As filas à porta de lojas de relógios voltaram a tornar-se um fenómeno global depois do lançamento de uma nova colaboração entre a Swatch e a Audemars Piguet. Em Lisboa, centenas de pessoas concentraram-se no Centro Colombo para tentar comprar um modelo que custa cerca de 400 euros, mas que rapidamente começou a surgir nos mercados de revenda por valores muito superiores.
De acordo com o jornal Expresso, a coleção chama-se Royal Pop e nasceu da colaboração entre duas marcas com posicionamentos completamente distintos no mercado relojoeiro. Enquanto a Swatch vende milhões de relógios por ano, a Audemars Piguet mantém uma produção limitada e vive da exclusividade associada aos seus modelos mais procurados.
Um relógio que não é bem um relógio
O Royal Pop recupera elementos do Royal Oak, um dos modelos mais conhecidos da Audemars Piguet, criado por Gérald Genta em 1972. Segundo a mesma fonte, o novo produto mantém detalhes, como o bisel octogonal, os parafusos hexagonais e o padrão característico do mostrador.
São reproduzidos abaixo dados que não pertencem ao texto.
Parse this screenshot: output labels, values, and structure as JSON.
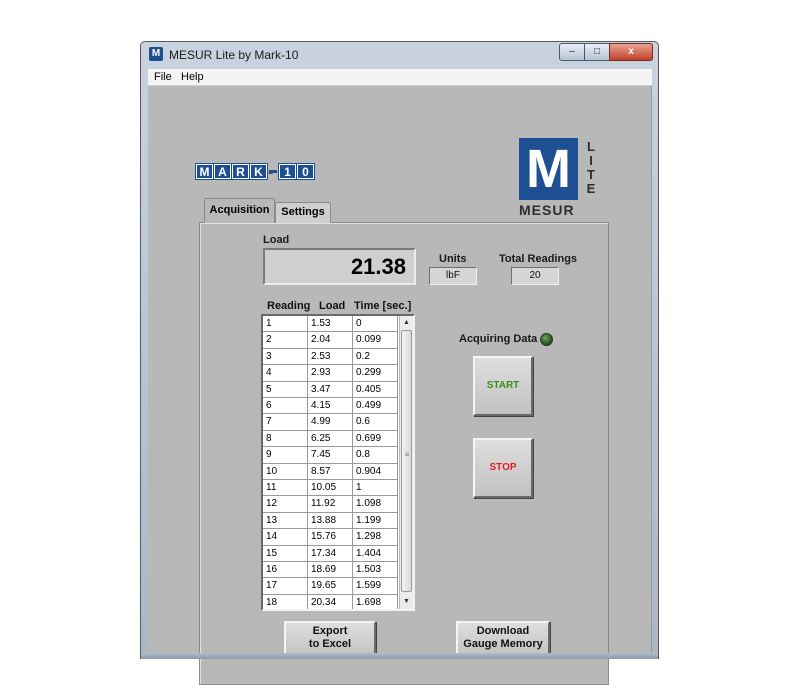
{
  "window": {
    "title": "MESUR Lite by Mark-10",
    "min_glyph": "–",
    "max_glyph": "□",
    "close_glyph": "x"
  },
  "menu": {
    "file": "File",
    "help": "Help"
  },
  "branding": {
    "mark10_letters": [
      "M",
      "A",
      "R",
      "K",
      "-",
      "1",
      "0"
    ],
    "mesur_m": "M",
    "mesur_word": "MESUR",
    "lite_letters": [
      "L",
      "I",
      "T",
      "E"
    ],
    "brand_color": "#1f4f93"
  },
  "tabs": {
    "acquisition": "Acquisition",
    "settings": "Settings",
    "active": "Acquisition"
  },
  "load": {
    "label": "Load",
    "value": "21.38"
  },
  "units": {
    "label": "Units",
    "value": "lbF"
  },
  "total_readings": {
    "label": "Total Readings",
    "value": "20"
  },
  "table": {
    "headers": [
      "Reading",
      "Load",
      "Time [sec.]"
    ],
    "rows": [
      [
        "1",
        "1.53",
        "0"
      ],
      [
        "2",
        "2.04",
        "0.099"
      ],
      [
        "3",
        "2.53",
        "0.2"
      ],
      [
        "4",
        "2.93",
        "0.299"
      ],
      [
        "5",
        "3.47",
        "0.405"
      ],
      [
        "6",
        "4.15",
        "0.499"
      ],
      [
        "7",
        "4.99",
        "0.6"
      ],
      [
        "8",
        "6.25",
        "0.699"
      ],
      [
        "9",
        "7.45",
        "0.8"
      ],
      [
        "10",
        "8.57",
        "0.904"
      ],
      [
        "11",
        "10.05",
        "1"
      ],
      [
        "12",
        "11.92",
        "1.098"
      ],
      [
        "13",
        "13.88",
        "1.199"
      ],
      [
        "14",
        "15.76",
        "1.298"
      ],
      [
        "15",
        "17.34",
        "1.404"
      ],
      [
        "16",
        "18.69",
        "1.503"
      ],
      [
        "17",
        "19.65",
        "1.599"
      ],
      [
        "18",
        "20.34",
        "1.698"
      ]
    ],
    "scroll_up_glyph": "▲",
    "scroll_down_glyph": "▼",
    "scroll_grip_glyph": "≡"
  },
  "status": {
    "acquiring_label": "Acquiring Data",
    "led_color": "#2f6a26"
  },
  "buttons": {
    "start": "START",
    "stop": "STOP",
    "start_color": "#3d8a1e",
    "stop_color": "#e02020",
    "export_line1": "Export",
    "export_line2": "to Excel",
    "download_line1": "Download",
    "download_line2": "Gauge Memory"
  }
}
Ainda assim, a principal surpresa está no formato escolhido. Em vez de um relógio de pulso tradicional, as marcas optaram por lançar relógios de bolso em biocerâmica colorida, inspirados também nos Swatch Pop lançados nos anos 80.
Detalhe que está a alimentar a procura
O formato pouco convencional acabou por transformar o produto num objeto difícil de categorizar. Conforme o mesmo jornal, o Royal Pop aproxima-se mais de um acessório decorativo ou de uma berloque de luxo do que de um relógio clássico.
Os modelos podem ser usados ao pescoço, presos a malas ou transportados no bolso. Essa combinação entre acessório de moda, objeto colecionável e produto ligado à cultura digital é apontada como uma das razões para a forte procura registada nos últimos dias.
Revenda dispara logo no primeiro dia
A procura não ficou limitada às lojas físicas. Segundo a mesma fonte, poucas horas após o lançamento começaram a aparecer anúncios de revenda online com preços próximos dos dois mil euros, cerca de cinco vezes acima do valor original.
Em Portugal, os modelos custam entre 380 e 400 euros, dependendo da versão escolhida. Ainda assim, as unidades disponíveis esgotaram rapidamente em várias lojas, incluindo em Lisboa.
Filas e intervenção policial em vários países
O lançamento acabou também marcado por momentos de tensão em diferentes cidades. Escreve o jornal que algumas lojas da Swatch no Reino Unido e nos Países Baixos tiveram mesmo de encerrar temporariamente por razões de segurança.
Em França, a polícia utilizou gás lacrimogéneo para dispersar uma multidão junto a uma loja perto de Paris. Já em Nova Iorque registaram-se empurrões e confusão durante a abertura da loja da marca em Times Square.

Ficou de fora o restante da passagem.